Question

Prove that for any two real numbers x and y, |x + y| ≤ |x| + |y|. Hint: Use the previously proven facts that for any real number a, |a|≥ a and |a|≥−a. You should need only two cases.

Answer 1

AIM: |x + y| ≤ |x| + |y|

x and y are real numbers, then following two cases arises :

CASE 1 : assume x >= 0 and y >= 0

Proof :

As x >= 0 and y >= 0, therefore |x| = x and |y| = y

So LHS(left hand side) = |x| + |y| = x + y

RHS(right hand side) = |x + y| = x + y

Hence proved as x and y are both greater than zero then their modulus can be dropped on right hand side.

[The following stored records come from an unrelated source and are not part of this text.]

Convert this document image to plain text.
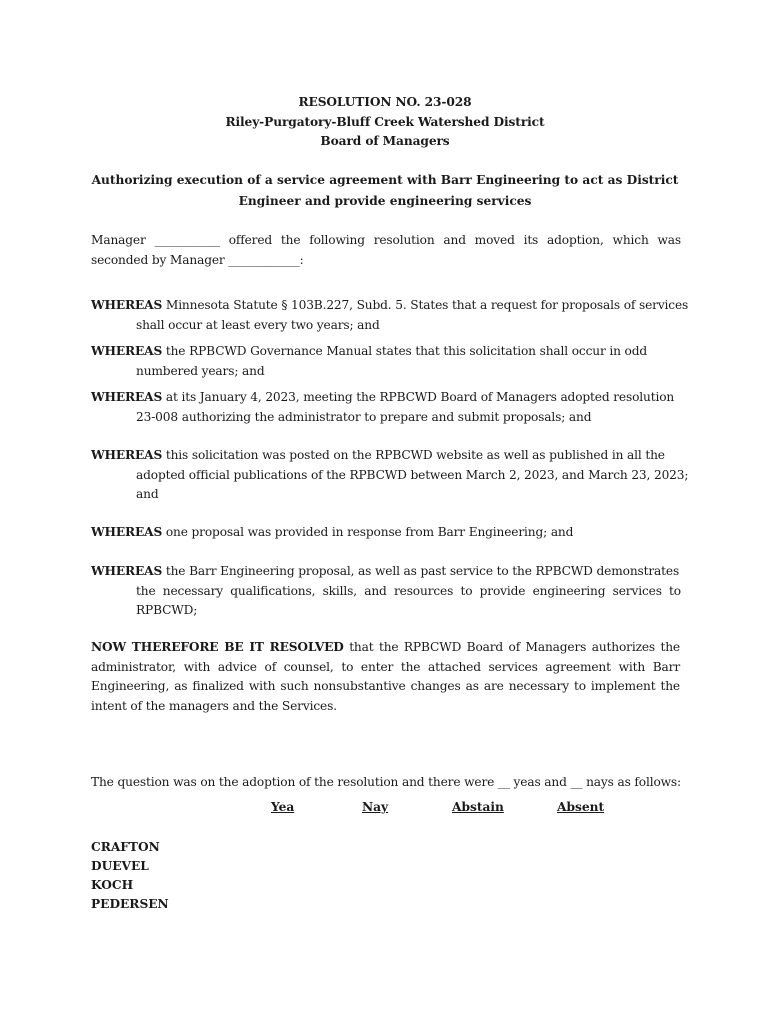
RESOLUTION NO. 23-028
Riley-Purgatory-Bluff Creek Watershed District
Board of Managers
Authorizing execution of a service agreement with Barr Engineering to act as District
Engineer and provide engineering services
Manager ___________ offered the following resolution and moved its adoption, which was
seconded by Manager ____________:
WHEREAS Minnesota Statute § 103B.227, Subd. 5. States that a request for proposals of services
shall occur at least every two years; and
WHEREAS the RPBCWD Governance Manual states that this solicitation shall occur in odd
numbered years; and
WHEREAS at its January 4, 2023, meeting the RPBCWD Board of Managers adopted resolution
23-008 authorizing the administrator to prepare and submit proposals; and
WHEREAS this solicitation was posted on the RPBCWD website as well as published in all the
adopted official publications of the RPBCWD between March 2, 2023, and March 23, 2023;
and
WHEREAS one proposal was provided in response from Barr Engineering; and
WHEREAS the Barr Engineering proposal, as well as past service to the RPBCWD demonstrates
the necessary qualifications, skills, and resources to provide engineering services to
RPBCWD;
NOW THEREFORE BE IT RESOLVED that the RPBCWD Board of Managers authorizes the
administrator, with advice of counsel, to enter the attached services agreement with Barr
Engineering, as finalized with such nonsubstantive changes as are necessary to implement the
intent of the managers and the Services.
The question was on the adoption of the resolution and there were __ yeas and __ nays as follows:
Yea	Nay	Abstain	Absent
CRAFTON
DUEVEL
KOCH
PEDERSEN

This case also implies that for x < 0 and y < 0 the statement holds true.

CASE 2 : assume x >= 0 and y < 0

Proof :

As x >= 0 and y < 0, therefore |x| = x and |y| = -y

and y < 0 means y is negative i.e. y = -y so |-y| = y

Now, two possibilities arise,

1. left side have x >= |y| then

|x + y| = |x| - |y| which is less than or equal to right side |x| + |y|.

2. left side have x < |y| then

|x + y| = |y| - |x| which is less than or equal to right side |x| + |y|.

Hence proved.

This case also implies that when x < 0 and y >= 0 then statement also holds true.